Published in final edited form as: J Proteome Res. 2008 May 17;7(6):2204–2214. doi: 10.1021/pr070371f

Figure 2. Examination of Mitochondrial Function Under Stress Conditions. 2A.

Figure 2

Index of mitochondrial integrity was assessed after reversible injury (RI) or irreversible injury (II) by measuring cytochrome c oxidase activity. Activity measured in the presence of DDM which destroys mitochondrial outer membranes, was taken as total cytochrome c oxidase activity as detailed in Experimental Procedures.
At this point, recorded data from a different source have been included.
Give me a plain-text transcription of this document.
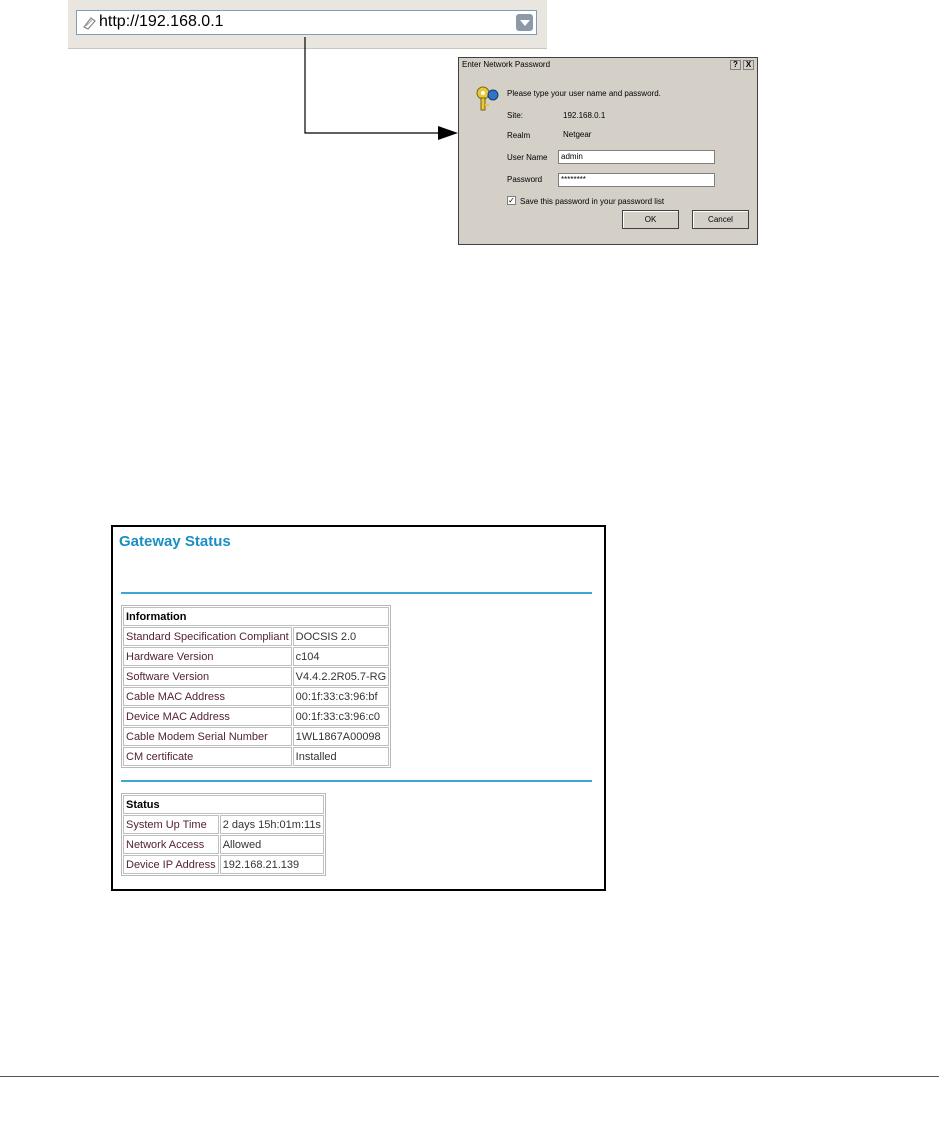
http://192.168.0.1
Enter Network Password	? X
Please type your user name and password.
Site:	192.168.0.1
Realm	Netgear
User Name	admin
Password	********
✓ Save this password in your password list
OK	Cancel
Gateway Status
Information	
Standard Specification Compliant	DOCSIS 2.0
Hardware Version	c104
Software Version	V4.4.2.2R05.7-RG
Cable MAC Address	00:1f:33:c3:96:bf
Device MAC Address	00:1f:33:c3:96:c0
Cable Modem Serial Number	1WL1867A00098
CM certificate	Installed
Status	
System Up Time	2 days 15h:01m:11s
Network Access	Allowed
Device IP Address	192.168.21.139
Compared with control group, reversible calcium treatment (RI) induced injury of about 15% of mitochondria. In contrast, hypotonic treatment (II) caused more than 80% of mitochondria to burst. 2B. Measurement of cytochrome c release by immunoblotting. Irreversible injury (II) induced more cytochrome c release from mitochondria compared with reversible injury (RI). 2C. Determination of mitochondrial swelling. Mitochondrial swelling was determined in control group, where CsA did not have an effect; in the group of reversible injury (RI), where CsA prevented calcium-induced swelling; and in the group of irreversible injury (II), where CsA did not prevent calcium-induced swelling. 2D. The morphology of the isolated mitochondria as determined by electron microscopy. Left panel shows that control, non-treated mitochondria were a homogeneous population with intact membranes and orthodox cristae structure. The middle panel shows a similar picture of mitochondria after reversible injury (RI) with few injured/swollen mitochondria and moderately perturbed cristae structure. In contrast, irreversible injury (II) induced rupture of the majority of mitochondria with a marked absence of intact structure (right panel) (magnification 19,000×). 2E. Detection of oxidation as posttranslational modification of identified proteins by immunoblotting. Upper panel shows a stronger signal in irreversible injury, suggesting that irreversible injury was associated with the release of a greater level of ROS-modified proteins. Middle panel showed VDAC1 was modified by ROS in irreversible injury. Lower panel showed total VDAC1 protein expression as internal control.